Using Twitter and Instagram to promote their "Reflect Your Respect" campaign, Qatar hopes to get tourists to follow the local customs by leaving their "indecent" apparel at home. Swimsuits and beachwear are allowed in hotel pools, but Qatari custom dictates that both men and women must cover their shoulders and knees when in public places. Shorts, tank tops and crop tops are all frowned upon. "Leggings are not pants," and no, the women's restroom symbol probably wouldn't pass, either.
Of course, many sports fans are still years away from planning their first visit to Qatar for the 2022 World Cup — if it's still happening.
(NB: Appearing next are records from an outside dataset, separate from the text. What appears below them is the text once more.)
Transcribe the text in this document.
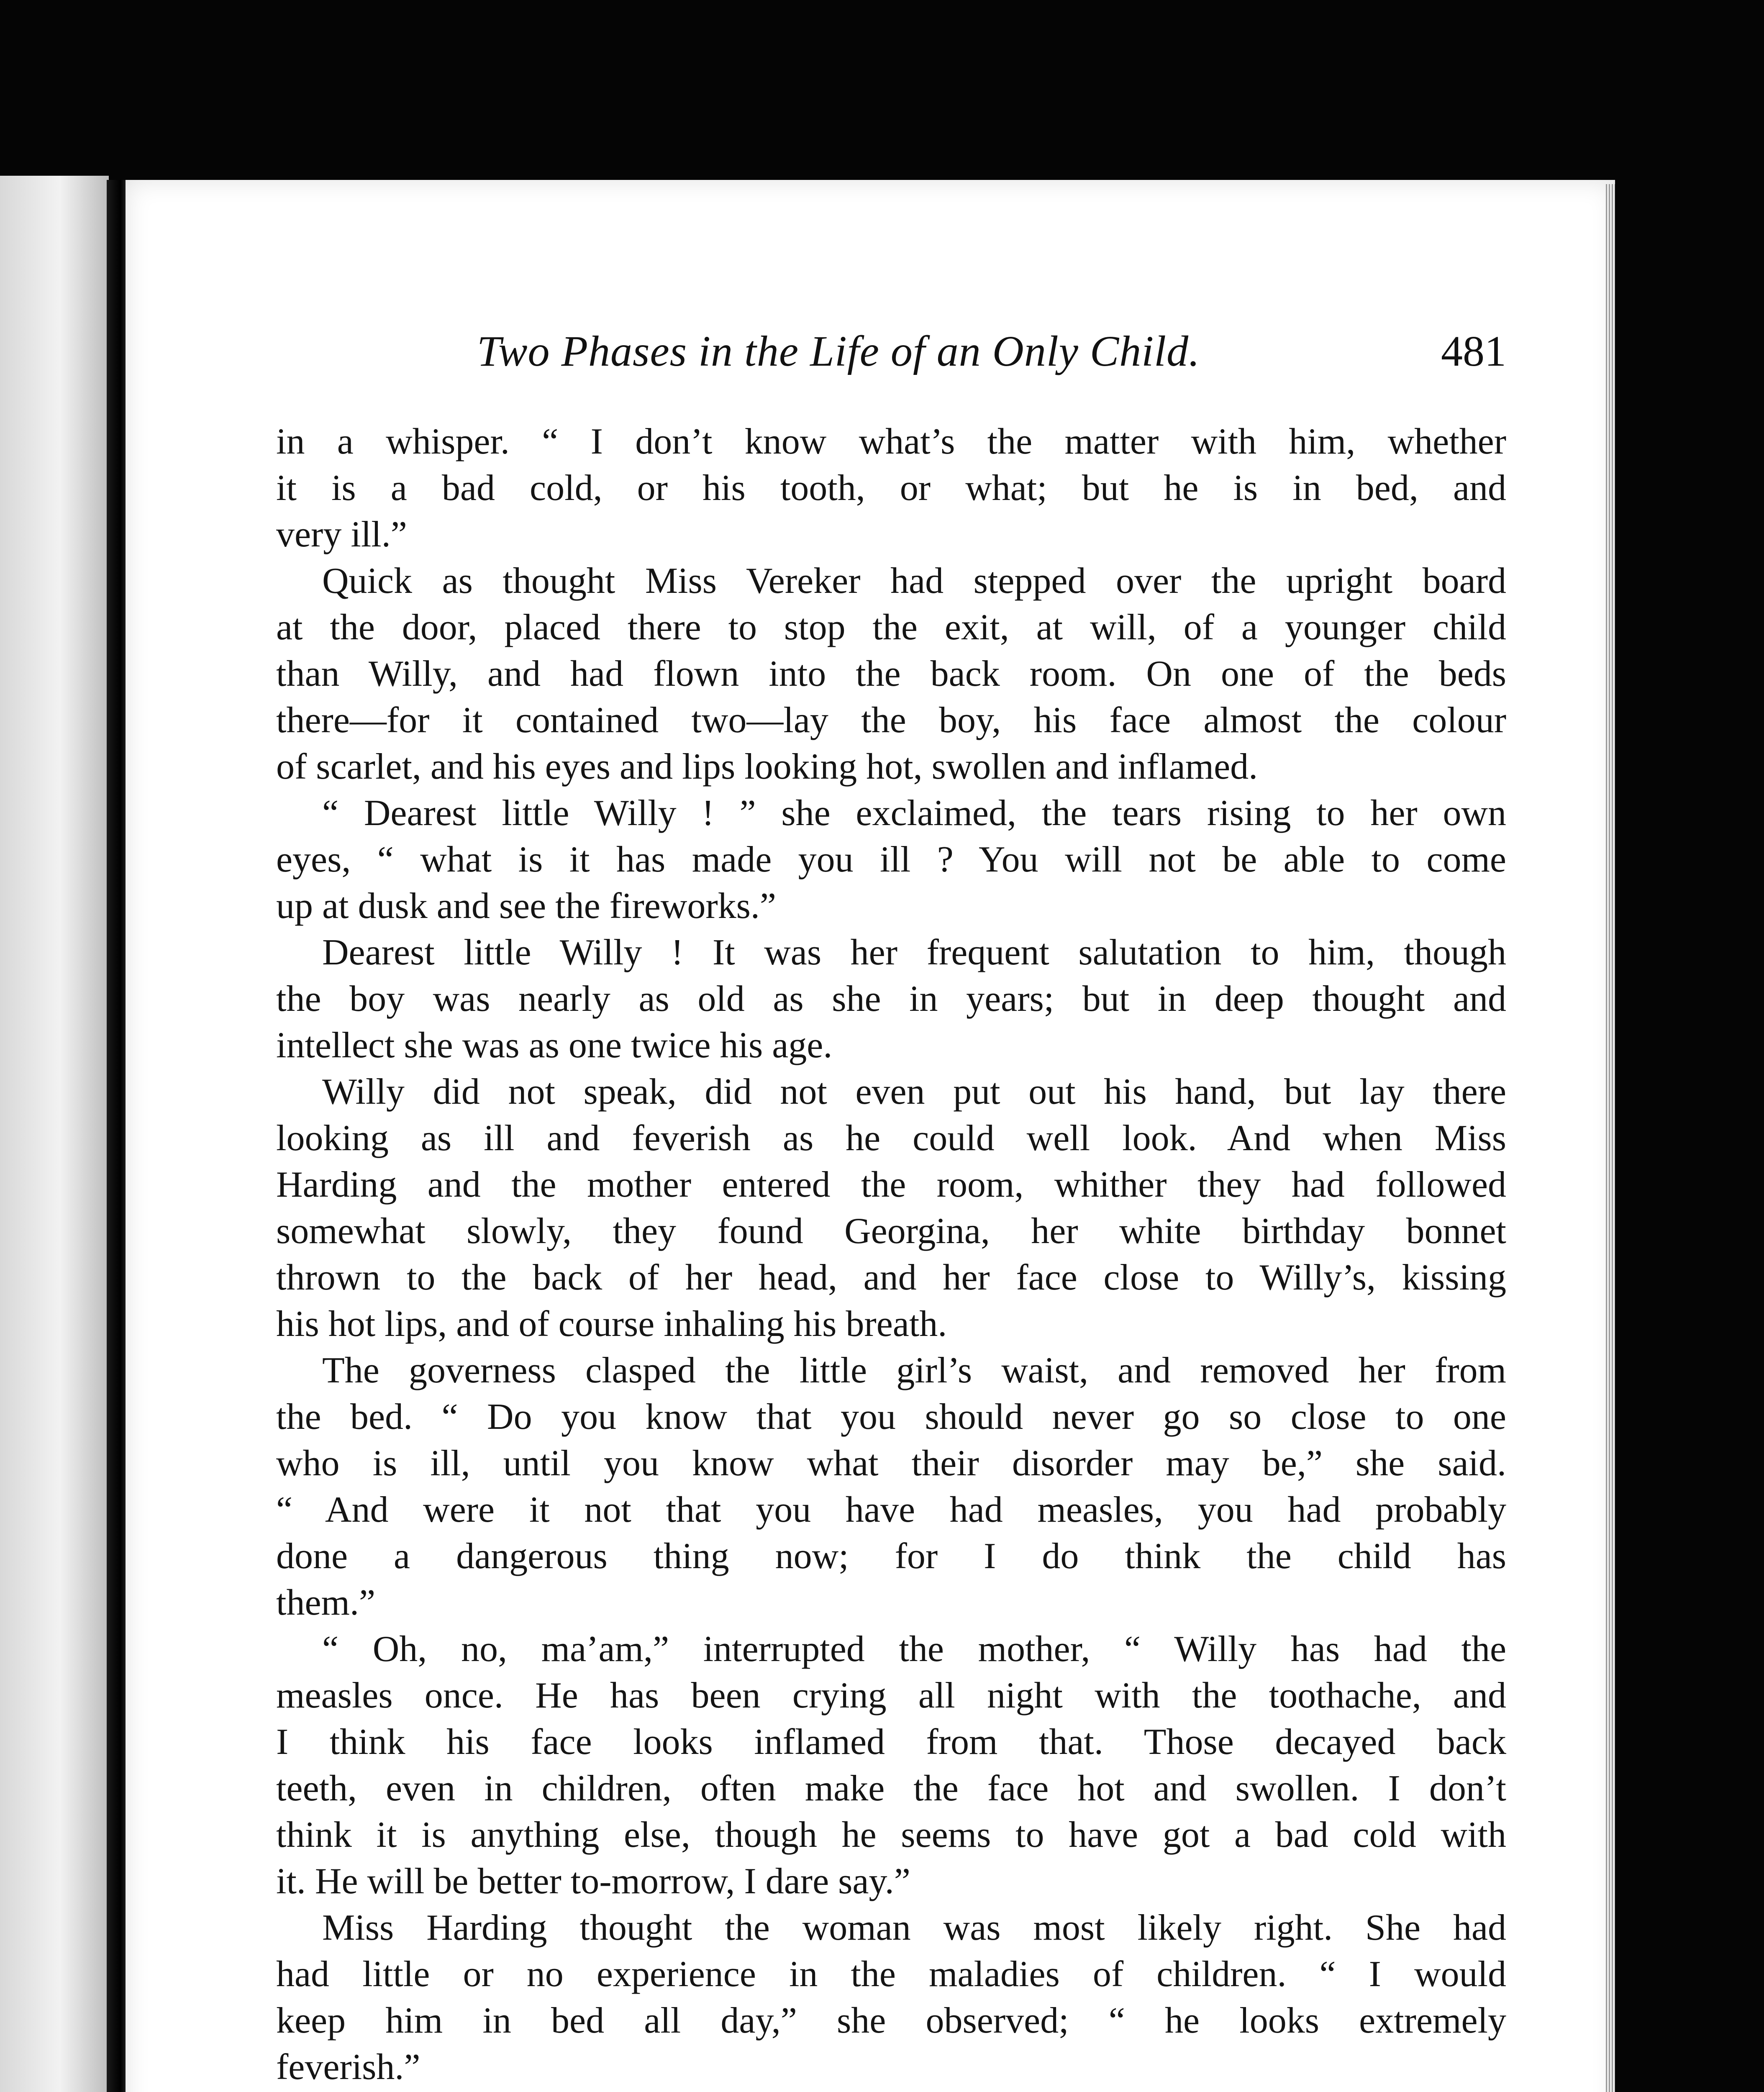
Two Phases in the Life of an Only Child.	481

in a whisper. “ I don’t know what’s the matter with him, whether
it is a bad cold, or his tooth, or what; but he is in bed, and
very ill.”

Quick as thought Miss Vereker had stepped over the upright board
at the door, placed there to stop the exit, at will, of a younger child
than Willy, and had flown into the back room. On one of the beds
there—for it contained two—lay the boy, his face almost the colour
of scarlet, and his eyes and lips looking hot, swollen and inflamed.

“ Dearest little Willy ! ” she exclaimed, the tears rising to her own
eyes, “ what is it has made you ill ? You will not be able to come
up at dusk and see the fireworks.”

Dearest little Willy ! It was her frequent salutation to him, though
the boy was nearly as old as she in years; but in deep thought and
intellect she was as one twice his age.

Willy did not speak, did not even put out his hand, but lay there
looking as ill and feverish as he could well look. And when Miss
Harding and the mother entered the room, whither they had followed
somewhat slowly, they found Georgina, her white birthday bonnet
thrown to the back of her head, and her face close to Willy’s, kissing
his hot lips, and of course inhaling his breath.

The governess clasped the little girl’s waist, and removed her from
the bed. “ Do you know that you should never go so close to one
who is ill, until you know what their disorder may be,” she said.
“ And were it not that you have had measles, you had probably
done a dangerous thing now; for I do think the child has
them.”

“ Oh, no, ma’am,” interrupted the mother, “ Willy has had the
measles once. He has been crying all night with the toothache, and
I think his face looks inflamed from that. Those decayed back
teeth, even in children, often make the face hot and swollen. I don’t
think it is anything else, though he seems to have got a bad cold with
it. He will be better to-morrow, I dare say.”

Miss Harding thought the woman was most likely right. She had
had little or no experience in the maladies of children. “ I would
keep him in bed all day,” she observed; “ he looks extremely
feverish.”
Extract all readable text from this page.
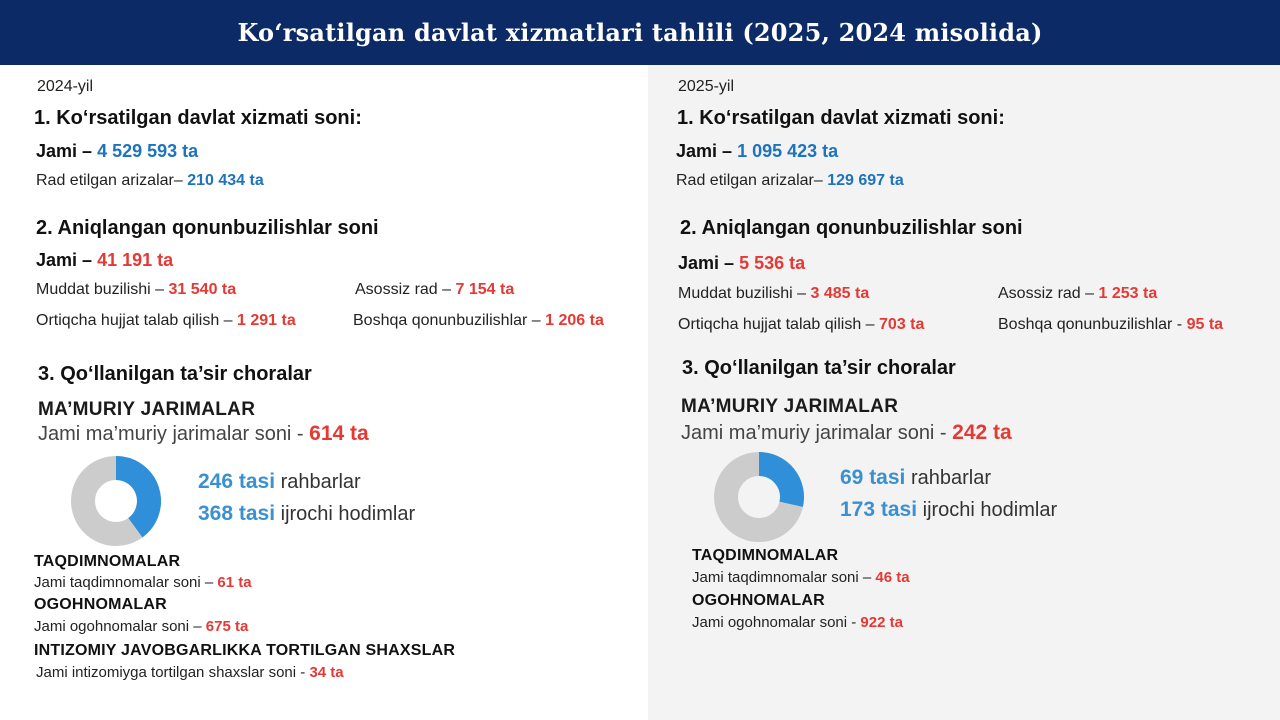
Ko‘rsatilgan davlat xizmatlari tahlili (2025, 2024 misolida)
2024-yil
1. Ko‘rsatilgan davlat xizmati soni:
Jami – 4 529 593 ta
Rad etilgan arizalar– 210 434 ta
2. Aniqlangan qonunbuzilishlar soni
Jami – 41 191 ta
Muddat buzilishi – 31 540 ta	Asossiz rad – 7 154 ta
Ortiqcha hujjat talab qilish – 1 291 ta	Boshqa qonunbuzilishlar – 1 206 ta
3. Qo‘llanilgan ta’sir choralar
MA’MURIY JARIMALAR
Jami ma’muriy jarimalar soni - 614 ta
246 tasi rahbarlar
368 tasi ijrochi hodimlar
TAQDIMNOMALAR
Jami taqdimnomalar soni – 61 ta
OGOHNOMALAR
Jami ogohnomalar soni – 675 ta
INTIZOMIY JAVOBGARLIKKA TORTILGAN SHAXSLAR
Jami intizomiyga tortilgan shaxslar soni - 34 ta
2025-yil
1. Ko‘rsatilgan davlat xizmati soni:
Jami – 1 095 423 ta
Rad etilgan arizalar– 129 697 ta
2. Aniqlangan qonunbuzilishlar soni
Jami – 5 536 ta
Muddat buzilishi – 3 485 ta	Asossiz rad – 1 253 ta
Ortiqcha hujjat talab qilish – 703 ta	Boshqa qonunbuzilishlar - 95 ta
3. Qo‘llanilgan ta’sir choralar
MA’MURIY JARIMALAR
Jami ma’muriy jarimalar soni - 242 ta
69 tasi rahbarlar
173 tasi ijrochi hodimlar
TAQDIMNOMALAR
Jami taqdimnomalar soni – 46 ta
OGOHNOMALAR
Jami ogohnomalar soni - 922 ta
But those who do attend the World Cup in Qatar will have to adjust to Qatari customs.
"If you are in Qatar, you are one of us," one of the "Reflect Your Respect" leaflets reads. "Help us preserve Qatar's culture and values, please dress modestly in public places." Another leaflet also reminds visitors that publicly singing songs, uttering indecent phrases or making obscene gestures can result in imprisonment for up to six months.
That means, in eight years' time, television viewers around the world may have difficulty finding images of the rampant drunkenness (illegal), public makeouts (illegal) and risqué costumes (illegal) that World Cup fans are famous for indulging in.
All of this stands in stark contrast to the looming 2014 Brazil World Cup, where the allure of sunbathing on Brazilian beaches is paramount and where the beer prices, government officials have assured the public, will not be raised.
The campaign, Qatari spokeswoman Umm Abdullah told the Doha News, is a response to a growing number of foreigners who are unknowingly violating Qatari customs and laws by walking around in public parks and malls dressed in inappropriate attire.
Beginning June 20, just before the start of the holy Muslim month of Ramadan, a group of Qatari women and children will begin distributing the "Reflect Your Respect" leaflets, which explain the customs in both English and Arabic. Flowers, chocolates and shawls will also be handed out alongside the fliers, in an attempt to bring an affable approach to the possibly contentious issue.
So if you are a rabid soccer fan who wasn't able to get tickets to Brazil and doesn't want to risk being put in prison for drunkenly singing with the shirtless English fans you're sure to meet at a World Cup, you can start planning to visit Russia, host of the 2018 tournament. We heard they're pretty tolerant.